Pdl e Lega uniti sull'impunità

Dopo aver salvato Calderoli, Pdl e Lega in Giunta delle immunità del Senato dicono no anche all'arresto del senatore PD Alberto Tedesco, mentre PD e Idv erano favorevoli.
Ostacolare la giustizia per Lega e Pdl ormai non è più nemmeno una scelta di bandiera: l'obiettivo è rendere intoccabile tutta la "casta".

Cambiare le primarie. O la strategia.

Dopo il risultato delle primarie di Genova, che ha visto battute le candidate del PD, Bersani pensa a delle modifiche, in particolare sul numero dei candidati di Partito, attraverso una preselezione.
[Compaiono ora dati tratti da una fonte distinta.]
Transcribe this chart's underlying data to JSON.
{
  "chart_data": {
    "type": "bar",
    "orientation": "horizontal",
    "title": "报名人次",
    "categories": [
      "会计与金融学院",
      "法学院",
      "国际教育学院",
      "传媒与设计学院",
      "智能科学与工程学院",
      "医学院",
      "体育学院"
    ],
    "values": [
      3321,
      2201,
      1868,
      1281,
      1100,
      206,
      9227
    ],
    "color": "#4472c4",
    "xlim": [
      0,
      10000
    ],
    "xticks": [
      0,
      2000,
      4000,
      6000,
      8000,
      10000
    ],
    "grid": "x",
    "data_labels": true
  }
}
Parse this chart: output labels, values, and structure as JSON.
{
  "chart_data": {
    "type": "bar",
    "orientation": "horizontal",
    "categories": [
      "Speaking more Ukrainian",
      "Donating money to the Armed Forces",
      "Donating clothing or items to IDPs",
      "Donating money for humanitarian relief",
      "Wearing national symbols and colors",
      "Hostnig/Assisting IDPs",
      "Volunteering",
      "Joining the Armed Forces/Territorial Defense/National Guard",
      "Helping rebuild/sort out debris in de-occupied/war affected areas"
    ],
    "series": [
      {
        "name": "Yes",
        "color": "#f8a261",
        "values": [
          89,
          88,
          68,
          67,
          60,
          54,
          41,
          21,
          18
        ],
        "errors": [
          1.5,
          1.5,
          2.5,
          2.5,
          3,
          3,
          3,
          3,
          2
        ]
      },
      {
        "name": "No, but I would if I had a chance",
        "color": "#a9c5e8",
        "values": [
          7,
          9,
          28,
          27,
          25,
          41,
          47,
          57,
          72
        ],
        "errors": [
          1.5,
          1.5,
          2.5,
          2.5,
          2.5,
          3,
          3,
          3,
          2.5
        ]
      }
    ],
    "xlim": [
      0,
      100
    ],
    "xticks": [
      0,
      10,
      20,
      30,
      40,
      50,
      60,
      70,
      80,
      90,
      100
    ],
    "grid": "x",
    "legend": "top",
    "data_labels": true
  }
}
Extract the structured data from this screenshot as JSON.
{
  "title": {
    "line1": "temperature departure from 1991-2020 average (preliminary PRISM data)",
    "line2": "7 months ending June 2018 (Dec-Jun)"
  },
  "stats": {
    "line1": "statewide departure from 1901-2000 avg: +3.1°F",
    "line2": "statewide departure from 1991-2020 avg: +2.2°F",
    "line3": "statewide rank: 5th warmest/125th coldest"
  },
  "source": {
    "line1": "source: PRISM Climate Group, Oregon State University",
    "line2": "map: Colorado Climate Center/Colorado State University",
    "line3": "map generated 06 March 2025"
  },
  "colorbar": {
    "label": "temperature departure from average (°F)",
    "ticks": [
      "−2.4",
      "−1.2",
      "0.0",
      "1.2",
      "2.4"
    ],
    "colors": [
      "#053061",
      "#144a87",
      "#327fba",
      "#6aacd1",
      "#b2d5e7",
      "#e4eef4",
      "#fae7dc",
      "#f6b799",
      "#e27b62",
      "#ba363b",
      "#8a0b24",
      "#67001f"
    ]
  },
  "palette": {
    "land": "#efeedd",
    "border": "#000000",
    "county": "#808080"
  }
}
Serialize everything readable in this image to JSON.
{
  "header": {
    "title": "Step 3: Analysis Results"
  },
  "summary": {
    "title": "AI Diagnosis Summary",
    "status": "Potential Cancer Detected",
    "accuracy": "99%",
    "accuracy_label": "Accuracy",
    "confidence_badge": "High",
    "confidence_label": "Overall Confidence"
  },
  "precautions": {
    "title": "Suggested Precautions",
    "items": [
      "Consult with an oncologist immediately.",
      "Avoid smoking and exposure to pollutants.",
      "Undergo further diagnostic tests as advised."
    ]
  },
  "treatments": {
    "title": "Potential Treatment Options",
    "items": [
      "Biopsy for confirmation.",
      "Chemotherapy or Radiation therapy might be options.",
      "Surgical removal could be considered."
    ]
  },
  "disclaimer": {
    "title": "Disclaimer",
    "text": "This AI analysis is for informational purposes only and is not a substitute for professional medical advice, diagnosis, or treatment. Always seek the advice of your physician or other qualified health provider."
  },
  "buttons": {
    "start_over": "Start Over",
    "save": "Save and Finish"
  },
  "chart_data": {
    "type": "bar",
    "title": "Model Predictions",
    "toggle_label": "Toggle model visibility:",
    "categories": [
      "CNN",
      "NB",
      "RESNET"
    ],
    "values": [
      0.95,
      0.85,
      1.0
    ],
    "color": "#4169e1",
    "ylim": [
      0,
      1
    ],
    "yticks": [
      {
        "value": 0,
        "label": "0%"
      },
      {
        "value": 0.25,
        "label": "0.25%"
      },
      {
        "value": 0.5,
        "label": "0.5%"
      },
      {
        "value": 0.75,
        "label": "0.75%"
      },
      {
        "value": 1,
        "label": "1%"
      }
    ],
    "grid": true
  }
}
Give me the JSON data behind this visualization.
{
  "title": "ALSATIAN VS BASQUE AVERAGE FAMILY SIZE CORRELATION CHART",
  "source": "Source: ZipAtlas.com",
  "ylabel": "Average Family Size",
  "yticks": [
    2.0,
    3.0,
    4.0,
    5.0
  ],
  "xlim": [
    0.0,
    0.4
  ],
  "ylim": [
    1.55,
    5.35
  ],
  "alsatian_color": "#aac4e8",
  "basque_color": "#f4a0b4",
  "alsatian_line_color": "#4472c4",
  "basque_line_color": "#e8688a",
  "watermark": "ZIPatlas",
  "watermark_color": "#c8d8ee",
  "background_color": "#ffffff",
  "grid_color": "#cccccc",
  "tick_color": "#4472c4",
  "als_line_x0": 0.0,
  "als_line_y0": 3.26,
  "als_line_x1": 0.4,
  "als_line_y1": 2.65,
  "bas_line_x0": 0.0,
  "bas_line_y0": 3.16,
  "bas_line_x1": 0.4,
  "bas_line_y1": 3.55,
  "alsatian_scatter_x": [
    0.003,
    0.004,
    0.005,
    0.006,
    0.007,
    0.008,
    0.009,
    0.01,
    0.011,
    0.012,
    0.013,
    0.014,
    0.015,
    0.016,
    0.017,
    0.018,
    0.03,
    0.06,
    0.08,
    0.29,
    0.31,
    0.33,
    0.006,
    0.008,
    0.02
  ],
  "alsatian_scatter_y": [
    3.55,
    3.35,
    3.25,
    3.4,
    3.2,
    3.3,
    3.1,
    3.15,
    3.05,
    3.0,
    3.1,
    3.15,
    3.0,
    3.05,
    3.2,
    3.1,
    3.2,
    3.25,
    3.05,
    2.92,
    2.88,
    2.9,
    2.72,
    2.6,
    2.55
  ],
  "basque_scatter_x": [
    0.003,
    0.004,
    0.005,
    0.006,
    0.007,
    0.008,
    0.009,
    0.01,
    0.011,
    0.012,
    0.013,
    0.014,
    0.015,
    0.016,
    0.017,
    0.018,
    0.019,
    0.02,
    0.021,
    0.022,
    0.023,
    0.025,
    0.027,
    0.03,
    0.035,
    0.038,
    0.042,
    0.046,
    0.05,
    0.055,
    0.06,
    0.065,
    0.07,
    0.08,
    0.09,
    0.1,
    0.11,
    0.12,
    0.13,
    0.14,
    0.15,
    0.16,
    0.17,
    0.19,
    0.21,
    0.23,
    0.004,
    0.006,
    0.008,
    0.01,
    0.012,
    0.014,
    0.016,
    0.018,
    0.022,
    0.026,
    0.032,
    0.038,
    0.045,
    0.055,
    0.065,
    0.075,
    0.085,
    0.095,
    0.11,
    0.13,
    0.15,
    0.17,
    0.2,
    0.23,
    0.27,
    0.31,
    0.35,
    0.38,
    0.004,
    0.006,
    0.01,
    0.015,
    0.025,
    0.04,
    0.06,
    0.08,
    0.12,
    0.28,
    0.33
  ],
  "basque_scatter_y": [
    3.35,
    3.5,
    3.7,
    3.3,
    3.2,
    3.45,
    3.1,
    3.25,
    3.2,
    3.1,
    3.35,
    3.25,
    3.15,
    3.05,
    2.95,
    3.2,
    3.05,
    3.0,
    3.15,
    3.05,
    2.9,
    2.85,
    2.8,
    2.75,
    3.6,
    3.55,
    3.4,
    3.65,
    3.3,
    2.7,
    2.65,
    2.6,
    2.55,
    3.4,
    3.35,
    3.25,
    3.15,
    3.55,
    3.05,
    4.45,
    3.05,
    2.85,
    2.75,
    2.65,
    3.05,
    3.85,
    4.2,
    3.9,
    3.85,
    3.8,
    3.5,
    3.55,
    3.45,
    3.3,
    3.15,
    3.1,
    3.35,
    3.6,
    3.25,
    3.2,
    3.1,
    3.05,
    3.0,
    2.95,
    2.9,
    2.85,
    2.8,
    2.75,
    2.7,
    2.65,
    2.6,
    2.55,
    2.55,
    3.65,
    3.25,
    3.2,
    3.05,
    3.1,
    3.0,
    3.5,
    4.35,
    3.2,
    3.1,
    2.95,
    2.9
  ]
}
Questo, per evitare che i voti degli iscritti poi si disperdano.
Il fatto, però, è che alcune sconfitte di un certo peso del PD subite alle primarie (Puglia, Milano, Cagliari e ora Genova) sarebbe sbagliato ricondurle solo ad un fattore matematico.
Occorre invece pensare innanzitutto ad una strategia unica del Partito a livello territoriale, evitando indugi e le solite spaccature fra correnti.
Poi fare sì che i candidati non siano espressione del Partito, dando l'idea di essere imposti dall'alto, ma siano facce nuove e rappresentino il più possibile la società civile.
Ecco, la preselezione dovrebbe puntare più sulle idee che non sui nomi. E le idee devono avere come priorità la gente e i loro problemi. "I candidati del PD hanno sbagliato a non ascoltare i cittadini, gli stessi militanti. Roberta Pinotti ha parlato per metà della campagna del problema delle alleanze successive, con l'Udc, i centristi": così si è espresso Marco Doria, vincitore delle primarie a Genova. Perché l'idea che sta dando il PD è di essere distante dalla gente. Invece dobbiamo dare un'immagine di ciò che veramente siamo. E per farlo, dobbiamo agire e parlare come vorrebbero i nostri elettori.

Se Roma piange, la Padania non ride

Dopo il no alle Olimpiadi di Roma, dal governo arriva anche la bocciatura definitiva per i fantomatici ministeri del Nord a Monza.